Le 6 Décembre, enfin, les brebis sont invitées à prendre possession de leur nouvelle maison d’hiver. On pouvait sentir leur joie d’être enfin à l’abri, coupées du vent et de la pluie.
Manger tranquillement, se reposer sur un bon lit de paille sèche et attendre paisiblement l’arrivée des agnelages.

Pour finir l’année en « beauté », nous préparons le terrassement de la fromagerie avec un ami équipé d’une mini-pelle. C’est le rush, nous souhaitons pouvoir couler la dalle avant les vacances de noël et il ne reste plus qu’une dizaine de jours pour tout préparer: Terrassement, empierrement, nivelage à la grave venant de la carrière de Plouray, une aubaine d’avoir tout ce granulat à portée de tracteur.

Le 22 Décembre, rendez-vous est pris avec le cimentier le plus proche et 2 toupies viennent comme elles le peuvent déverser le béton avec un bras et un tuyau pour atteindre la dalle se situant à une trentaine de mètres du seul chemin praticable pour les camions.
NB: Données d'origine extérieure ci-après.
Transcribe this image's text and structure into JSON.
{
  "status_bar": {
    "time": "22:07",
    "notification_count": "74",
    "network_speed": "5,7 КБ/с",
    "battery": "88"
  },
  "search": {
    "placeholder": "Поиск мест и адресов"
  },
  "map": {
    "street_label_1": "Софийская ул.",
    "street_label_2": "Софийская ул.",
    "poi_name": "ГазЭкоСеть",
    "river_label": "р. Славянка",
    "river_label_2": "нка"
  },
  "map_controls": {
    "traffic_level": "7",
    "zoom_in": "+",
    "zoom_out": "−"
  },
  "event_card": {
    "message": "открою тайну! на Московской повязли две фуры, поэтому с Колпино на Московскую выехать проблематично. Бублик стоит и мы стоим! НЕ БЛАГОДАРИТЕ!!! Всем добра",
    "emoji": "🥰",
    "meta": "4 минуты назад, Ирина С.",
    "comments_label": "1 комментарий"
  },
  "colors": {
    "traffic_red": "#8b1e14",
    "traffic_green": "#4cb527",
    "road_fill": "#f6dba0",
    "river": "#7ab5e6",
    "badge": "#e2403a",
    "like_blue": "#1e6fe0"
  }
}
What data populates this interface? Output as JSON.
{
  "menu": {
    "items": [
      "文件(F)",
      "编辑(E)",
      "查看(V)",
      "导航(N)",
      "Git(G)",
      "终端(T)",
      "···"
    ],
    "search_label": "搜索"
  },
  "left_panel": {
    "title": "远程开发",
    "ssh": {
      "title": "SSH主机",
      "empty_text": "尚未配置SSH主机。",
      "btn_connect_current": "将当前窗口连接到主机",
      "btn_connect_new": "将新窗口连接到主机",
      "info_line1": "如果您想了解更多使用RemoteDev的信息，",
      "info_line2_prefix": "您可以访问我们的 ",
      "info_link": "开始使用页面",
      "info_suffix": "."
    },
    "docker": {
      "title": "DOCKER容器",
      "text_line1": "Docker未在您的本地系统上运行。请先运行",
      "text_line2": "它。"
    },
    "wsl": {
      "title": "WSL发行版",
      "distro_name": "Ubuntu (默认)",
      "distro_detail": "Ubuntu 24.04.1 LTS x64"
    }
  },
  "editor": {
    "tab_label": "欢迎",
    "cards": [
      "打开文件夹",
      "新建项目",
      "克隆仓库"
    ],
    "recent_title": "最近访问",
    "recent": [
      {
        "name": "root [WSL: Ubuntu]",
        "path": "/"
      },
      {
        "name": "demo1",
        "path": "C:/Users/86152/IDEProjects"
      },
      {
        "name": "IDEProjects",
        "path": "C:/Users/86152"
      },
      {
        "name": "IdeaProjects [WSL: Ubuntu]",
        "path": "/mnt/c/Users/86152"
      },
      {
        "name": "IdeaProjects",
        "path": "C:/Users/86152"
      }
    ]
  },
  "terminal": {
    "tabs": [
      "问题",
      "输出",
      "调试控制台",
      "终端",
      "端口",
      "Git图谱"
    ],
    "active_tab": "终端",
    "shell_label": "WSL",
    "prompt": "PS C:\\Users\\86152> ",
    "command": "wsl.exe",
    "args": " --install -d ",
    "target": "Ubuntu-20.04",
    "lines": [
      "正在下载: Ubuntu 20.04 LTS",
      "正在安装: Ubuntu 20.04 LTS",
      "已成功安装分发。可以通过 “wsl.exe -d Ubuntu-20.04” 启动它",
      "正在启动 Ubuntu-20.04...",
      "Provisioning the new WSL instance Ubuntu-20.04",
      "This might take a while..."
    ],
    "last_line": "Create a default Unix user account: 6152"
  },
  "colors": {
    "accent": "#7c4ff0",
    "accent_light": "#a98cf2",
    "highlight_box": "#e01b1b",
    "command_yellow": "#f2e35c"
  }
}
12 mètres cubes de béton seront coulés et tirés entre 14h et 16h30 à un rythme effréné, pour une dalle d’une surface totale de 120m²:
– 50m² pour le laboratoire de transformation
– 12m² de stockage pour emballages et diverses fournitures
– 18m² de caves d’affinage pour les crottins (2.6m²) et de tommes (15.4m²)
– 40m² de local technique (eau, électricité, machine à laver, sèche linge, étagères de rangement, et surtout le tank à lait de 1700 litres transformé en tank à eau froide que nous feront circuler en circuit fermé dans les caves pour maintenir la température entre 9 et 11°C toute l’année).
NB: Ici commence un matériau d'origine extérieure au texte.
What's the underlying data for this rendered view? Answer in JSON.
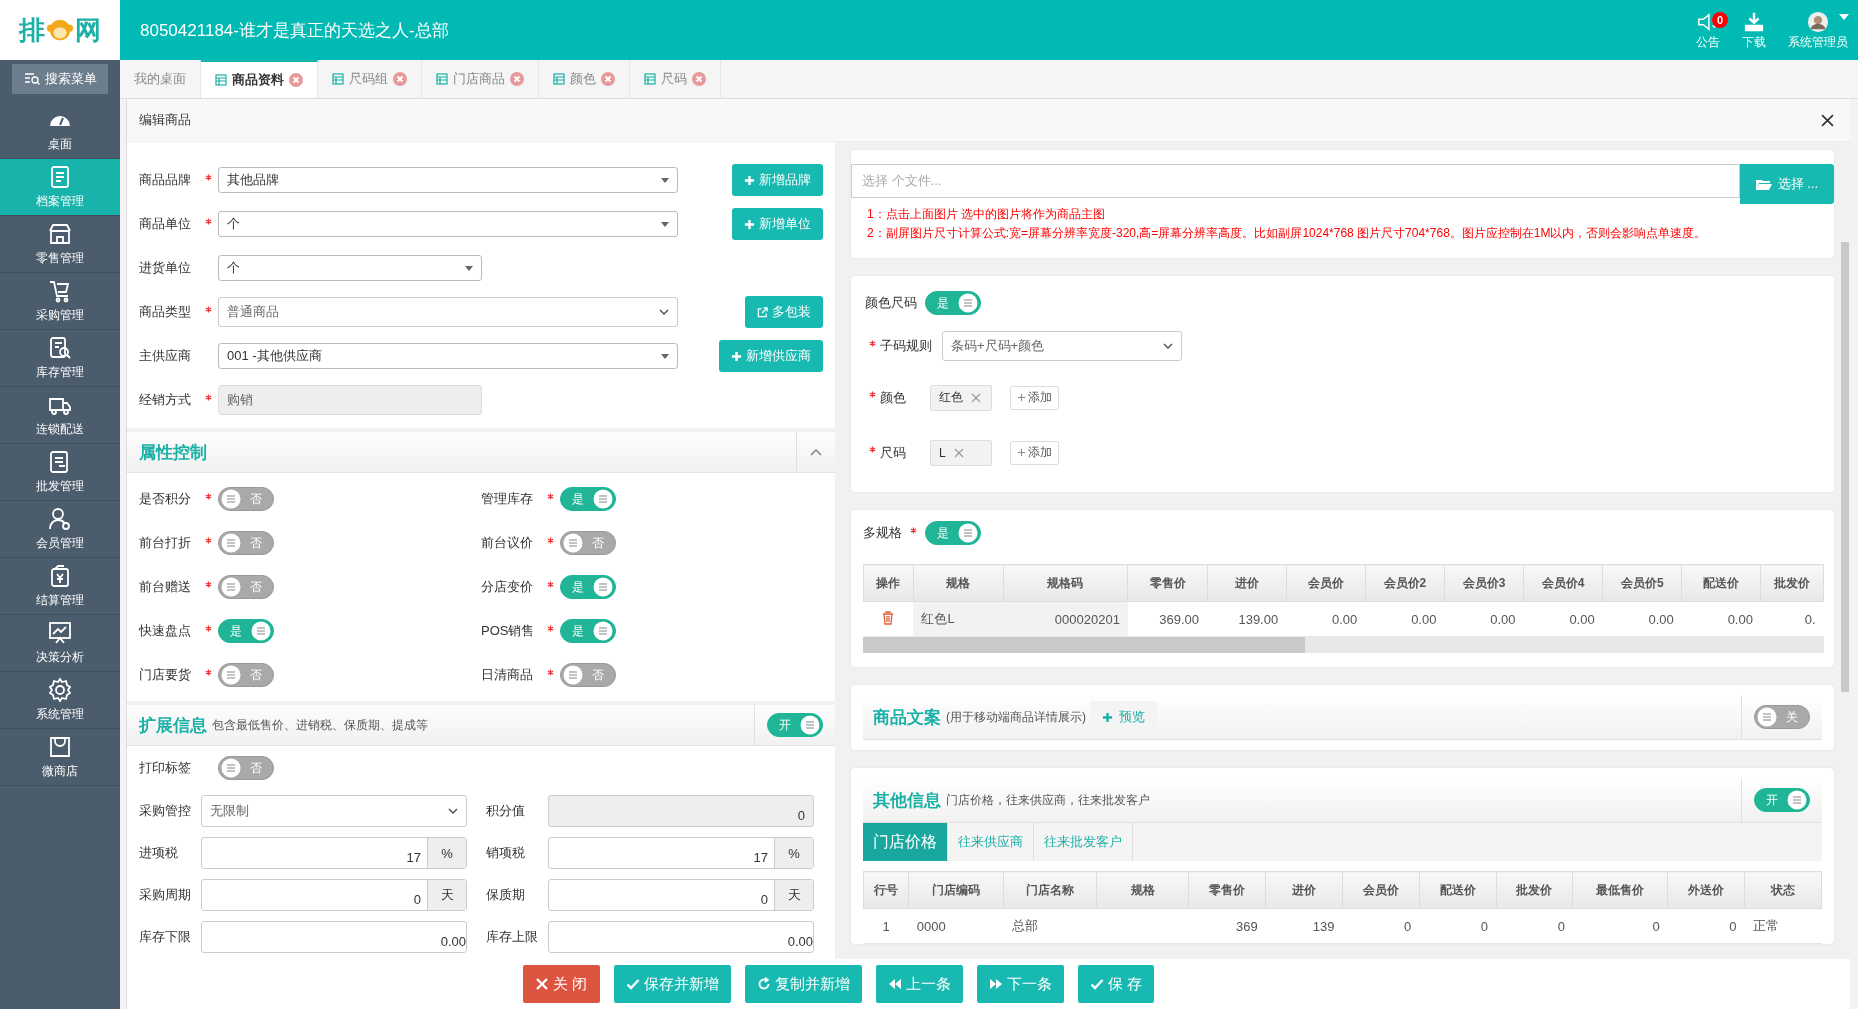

Il serait bien resté une étape de construction pour 2020: La mise en place de la charpente destinée à abriter la fromagerie. Montée les 25 et 26 Décembre, la tempête Bella dont nous n’avions pas été informés (déjà car nous n’avons pas la télé, et ensuite parce que nous étions bien trop la tête dans le guidon pour s’occuper des nouvelles du monde extérieur), a tout balayé dans la nuit du 26 au 27.
Devant aller voir de la famille pour un repas le 27, c’est un peu la mort dans l’âme que nous avons pris la route: Les contrats d’assurance n’étaient pas encore signés pour les bâtiments. Ce fut pas une perte financière certes, mais surtout un coup dur pour le moral.

Rendez-vous en 2021…

2021 – L’année de la fromagerie

Bon, le nouvel an c’est pour les autres maintenant. On est vendredi 1er Janvier 2021, 8h30, nous sommes allés chercher du bois de construction un peu avant le réveillon. C’est reparti, on recommence la charpente. Bonne année!

Plus motivés que jamais à en découdre avec le « mauvais sort », la charpente est assemblée et montée dans la journée. 16h30, on apprécie et on se prépare à terminer une des journées les plus courtes de l’année. Prends ça dans ta face, Bella.

Nous ne le savions pas encore mais la fromagerie allait prendre bien plus de temps que prévu ensuite. Dans cet élan fantastique et ce grand succès de refaire la charpente en une journée, nous avions un peu sous-estimé les problèmes à venir…

Mais à ce moment là, on avançait quoi qu’il arrive, aussi vite qu’on le pouvait. Les panneaux sandwich se montent en 2 ou 3 jours, puis les ouvertures pour les portes et fenêtres sont percées. Le 6 janvier, tous les panneaux sont en place et il ne reste plus que 3 fenêtres à installer.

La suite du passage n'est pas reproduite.